During the past year, we have cloned 17 heme biosynthetic genes from different microorganisms. The genes were initially cloned into our constitutive expression vector pUCmod and subsequently several biosynthetic genes were cloned in a modular fashion on two plasmids pACmod and pBBR1, which can be stably propagated together with pUCmod in E. coli, for combinatorial assembly of different porphyrin pathways in E. coli. Because porphyrin overproduction in an engineered microbial host has not yet been described, toxicity of the porphyrins synthesized in E. coli was a major concern. However, after transforming E. coli with our modular heme gene expression plasmids we found that E. coli is capable of synthesizing very large quantities of porphyrins. In fact, the obtained production levels are so high that the produced porphyrins are excreted into the culture medium where they precipitate. HPLC, HPLC-MS and TLC methods for the detection, identification and quantification of porphyrin compounds have also been established. To produce novel porphyrin structures, we have begun to create libraries of hemF and hemH and transform those libraries into recombinant E. coli that synthesize different porphyrin precursor structures.

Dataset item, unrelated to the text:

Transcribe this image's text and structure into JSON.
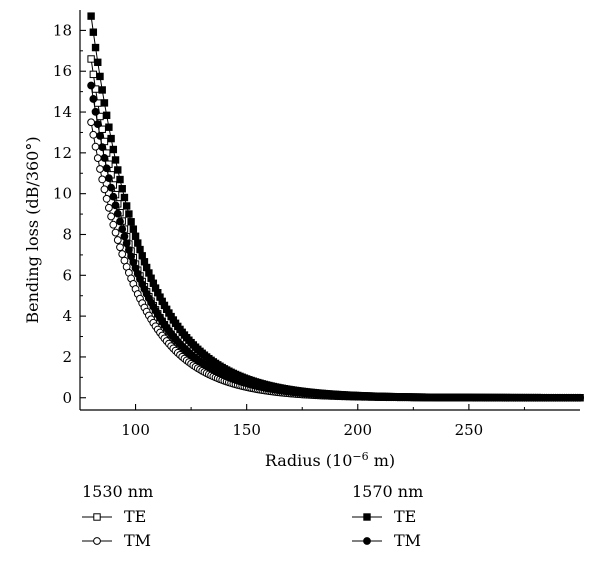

Because a first library of randomly mutated hemC did not yield a variant pathway for the synthesis of expanded porphyrins, we changed our strategy towards a semi-rational approach. Reasoning that increased flexibility of the protein structure would be necessary to accommodate an expanded polypyrrole chain, we created random insertions of 2-3 amino acids into loop regions. Surprisingly, the majority of variants of the loop insertion libraries retained their wild type activity. Based on these findings, we physically dissected hemC at these positions such that we express an a and ? fragment of the protein in order to investigate whether these fragments are able to complement each other functionally. In a second series of plasmids we expressed only the a-fragment. To test for functional hemC activity we created a hemC, hemD deletion strain of E. coli into which we transformed these constructs. E. coli cells lacking the ability to produce heme grow only very slow, if at all, under aerobic conditions. Growth is restored in this strain upon complementation with functional genes for hemC and hemD. We also integrated the gene for the heme uptake receptor hasR from Serratia marcescens (kindly provided by C. Wandersmann, Paris) into the E. coli chromosome and thus obtained an E. coli strain without a wild type porphyrin background and capable of aerobic growth when supplemented with hemin in the culture medium. Both properties are desirable when screening libraries for novel porphyrin structures, in particular if the new compounds would inhibit wild type heme biosynthesis. With most of the hemC dissections and surprisingly with most of the hemC truncations as well, heme biosynthesis is restored in E. coli. From these results it appears that domain 1 alone, containing the catalytically active arginine residue, apparently can provide a catalytically active scaffold for the synthesis of sufficient amounts of linear tetrapyrroles to enable growth. We are conducting additional studies (in vitro and in vivo) to further confirm that a minimal hemC protein with only one domain left exhibits catalytic activity and investigate the porphyrin products. If we find this to be the case, we will generate libraries of domain 1 and/or domain 2 to screen for new catalytically active scaffolds that would then allow the synthesis of expanded polypyrrols.